Marsberg: Finanzmittel für neuen Polizeiwachen-Neubau bewilligt

(Symbolbild)

Nach mehr als vier Jahren Planung und Vorbereitung hat das Land Nordrhein-Westfalen die erforderlichen Finanzmittel für den Neubau der Polizeiwache Marsberg bewilligt. Am 4. September 2026 startet das offizielle Ausschreibungsverfahren.

Das neue Dienstgebäude soll ab Anfang 2030 den bisherigen Standort in der Weist ersetzen. Das aktuelle Gebäude stammt aus dem Jahr 1930 und wird seit 1961 – also seit über 60 Jahren – von der Polizei genutzt. Es erfüllt die Standards einer modernen Sicherheitsbehörde schon lange nicht mehr.

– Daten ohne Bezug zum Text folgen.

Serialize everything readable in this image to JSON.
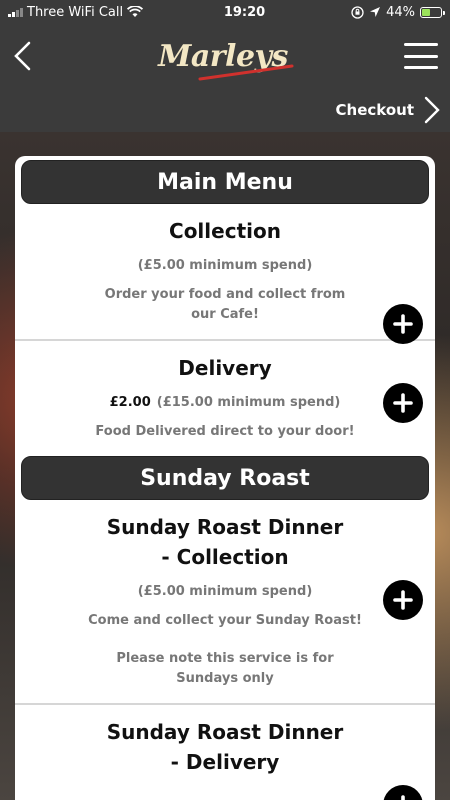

Beim Ersatzneubau stehen für Landrat Thomas Grosche, Abteilungsleiter Polizei Thomas Vogt und Projektgeschäftsführer PHK Lukas Kaufmann modernste Arbeitsbedingungen für die Beamtinnen und Beamten im Vordergrund. Weitere Prioritäten sind vollständige Barrierefreiheit, ein gesicherter Innenhof und gute Erreichbarkeit für Bürgerinnen und Bürger. Das Gebäude wird außerdem als nachhaltige und energieeffiziente Liegenschaft geplant.

„Nach der Genehmigung des neuen Polizeigebäudes in Meschede bildet der Neubau der Polizeiwache Marsberg einen weiteren Meilenstein für unsere Behörde. Wir möchten die Polizei im Hochsauerlandkreis für die Kolleginnen und Kollegen sowie für die Bürgerinnen und Bürger zukunftssicher ausrichten“, sagt Abteilungsleiter Thomas Vogt.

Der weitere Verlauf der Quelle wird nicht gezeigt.